Looks like ANR will have some more info about this:
Phase I study of anti-GD2 humanized 3F8 (hu3F8) monoclonal antibody (MAb) plus GM-CSF: High dosing and major responses in patients with resistant high-risk neuroblastoma (HR-NB) (#27)
Brian H Kushner 1 , Irene Y Cheung 1 , Ellen M Basu 1 , Shakeel Modak 1 , Stephen S Roberts 1 , Yi Feng 1 , Hoa Tran 1 , Nai Kong V Cheung 1
Memorial Sloan Kettering Cancer Center, New York, NEW YORK, United States
Background: Strategies to improve anti-GD2 immunotherapy include: avoiding sensitization (as can occur with murine and chimeric MAbs); augmenting affinity of MAb for Fc-receptor, thereby enhancing antibody-dependent cellular cytotoxicity (ADCC); and reducing pain associated with complement activation. Murine-3F8 anti-GD2 MAb is active against HR-NB but hu3F8 may be preferable because it has significantly greater ADCC and less complement activity in vitro.
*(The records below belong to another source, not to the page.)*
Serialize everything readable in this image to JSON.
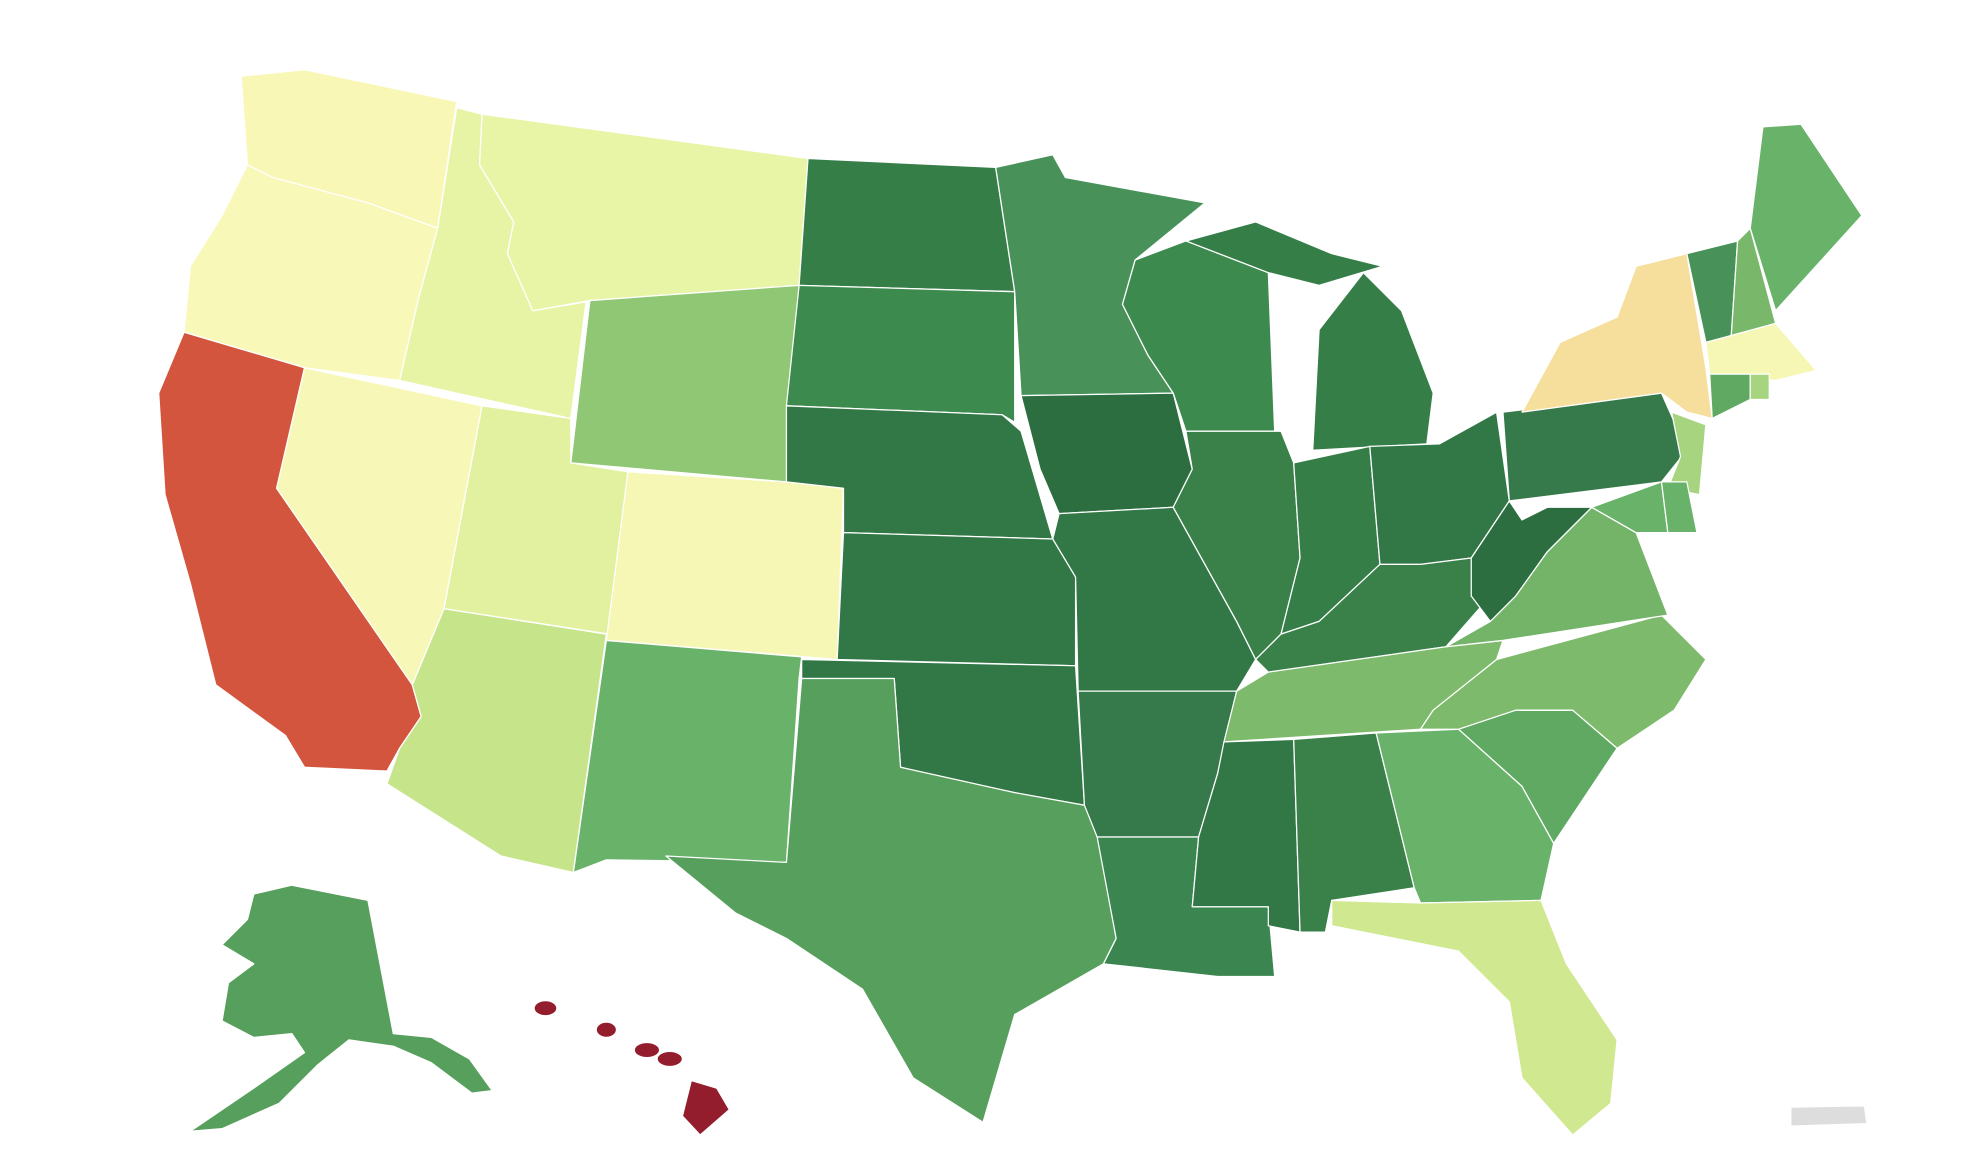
{
  "map": {
    "regions": [
      {
        "color": "#f9f7b5"
      },
      {
        "color": "#f8f8b9"
      },
      {
        "color": "#d4553d"
      },
      {
        "color": "#f7f8b7"
      },
      {
        "color": "#e7f4a6"
      },
      {
        "color": "#e8f5a7"
      },
      {
        "color": "#8fc774"
      },
      {
        "color": "#e2f1a0"
      },
      {
        "color": "#f6f7b5"
      },
      {
        "color": "#c6e48a"
      },
      {
        "color": "#69b26a"
      },
      {
        "color": "#357e48"
      },
      {
        "color": "#3d8a4f"
      },
      {
        "color": "#327746"
      },
      {
        "color": "#327746"
      },
      {
        "color": "#327746"
      },
      {
        "color": "#569f5c"
      },
      {
        "color": "#48925a"
      },
      {
        "color": "#2d6e41"
      },
      {
        "color": "#327746"
      },
      {
        "color": "#36794a"
      },
      {
        "color": "#3b8650"
      },
      {
        "color": "#3d8a4f"
      },
      {
        "color": "#398149"
      },
      {
        "color": "#357e48"
      },
      {
        "color": "#357e48"
      },
      {
        "color": "#327746"
      },
      {
        "color": "#398149"
      },
      {
        "color": "#7eba6c"
      },
      {
        "color": "#327746"
      },
      {
        "color": "#398149"
      },
      {
        "color": "#69b26a"
      },
      {
        "color": "#d0e88f"
      },
      {
        "color": "#60a962"
      },
      {
        "color": "#7eba6c"
      },
      {
        "color": "#73b469"
      },
      {
        "color": "#2d6e41"
      },
      {
        "color": "#36794a"
      },
      {
        "color": "#f6df9d"
      },
      {
        "color": "#a6d47f"
      },
      {
        "color": "#69b26a"
      },
      {
        "color": "#69b26a"
      },
      {
        "color": "#48925a"
      },
      {
        "color": "#79b86b"
      },
      {
        "color": "#69b26a"
      },
      {
        "color": "#f6f7b5"
      },
      {
        "color": "#60a962"
      },
      {
        "color": "#a6d47f"
      },
      {
        "color": "#569f5c"
      },
      {
        "color": "#931d2c"
      },
      {
        "color": "#dddddd"
      }
    ]
  }
}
GM-CSF is well tolerated clinically and increases ADCC.
Methods: In a phase I study (NCT01757626) (opened in 12/2012), patients with resistant HR-NB receive cycles of hu3F8+GM-CSF monthly x4 in the absence of human antihuman antibody (HAHA) and then with 1-to-2-month intervals if clinically indicated. MAb dosing follows the standard 3+3 design, beginning at 0.9mg/cycle, to identify the maximum-tolerated dosage (MTD) (assessed in first cycle). MAb is infused intravenously (30”) on Mon-Wed-Fri (i.e., 3 days/cycle). Daily GM-CSF is administered subcutaneously 5 days pre-hu3F8 through the last day of hu3F8. After cycle 2, hu3F8 can be increased to the highest dosage level that completed dose-limiting toxicity assessment.
Results: At study entry, the 51 patients enrolled to date were 2.4-31.3 (median 6.8) years old and 0.6-8.9 (median 3.2) years from HR-NB diagnosis. Pharmacokinetic studies showed dose-dependent increases in peak serum concentration; terminal half-life was >3 days. Treatment has been outpatient without unexpected acute, late, or cumulative toxicities, even in patients who received >10 cycles. MTD has not been reached. Current hu3F8 dosage is 9mg/kg/cycle. HAHA developed post-cycle 1 in only 1/9 patients who had no prior treatment with any anti-GD2 MAb. Major responses and prolonged progression-free survival have been observed at all dosage levels.
Conclusions: Modest toxicity allows high dosing of hu3F8 (>2.5x dosage of murine-3F8 and ch14.18) > which, in addition to powerful in vitro cytotoxic features, can account for the notable anti-NB activity of hu3F8+GM-CSF. Pharmacokinetic studies support the alternate-day schedule.
The thing that sticks out to me is they can achieve significantly higher (2.5x) dosing with hu3F8 than they do with ch14.18.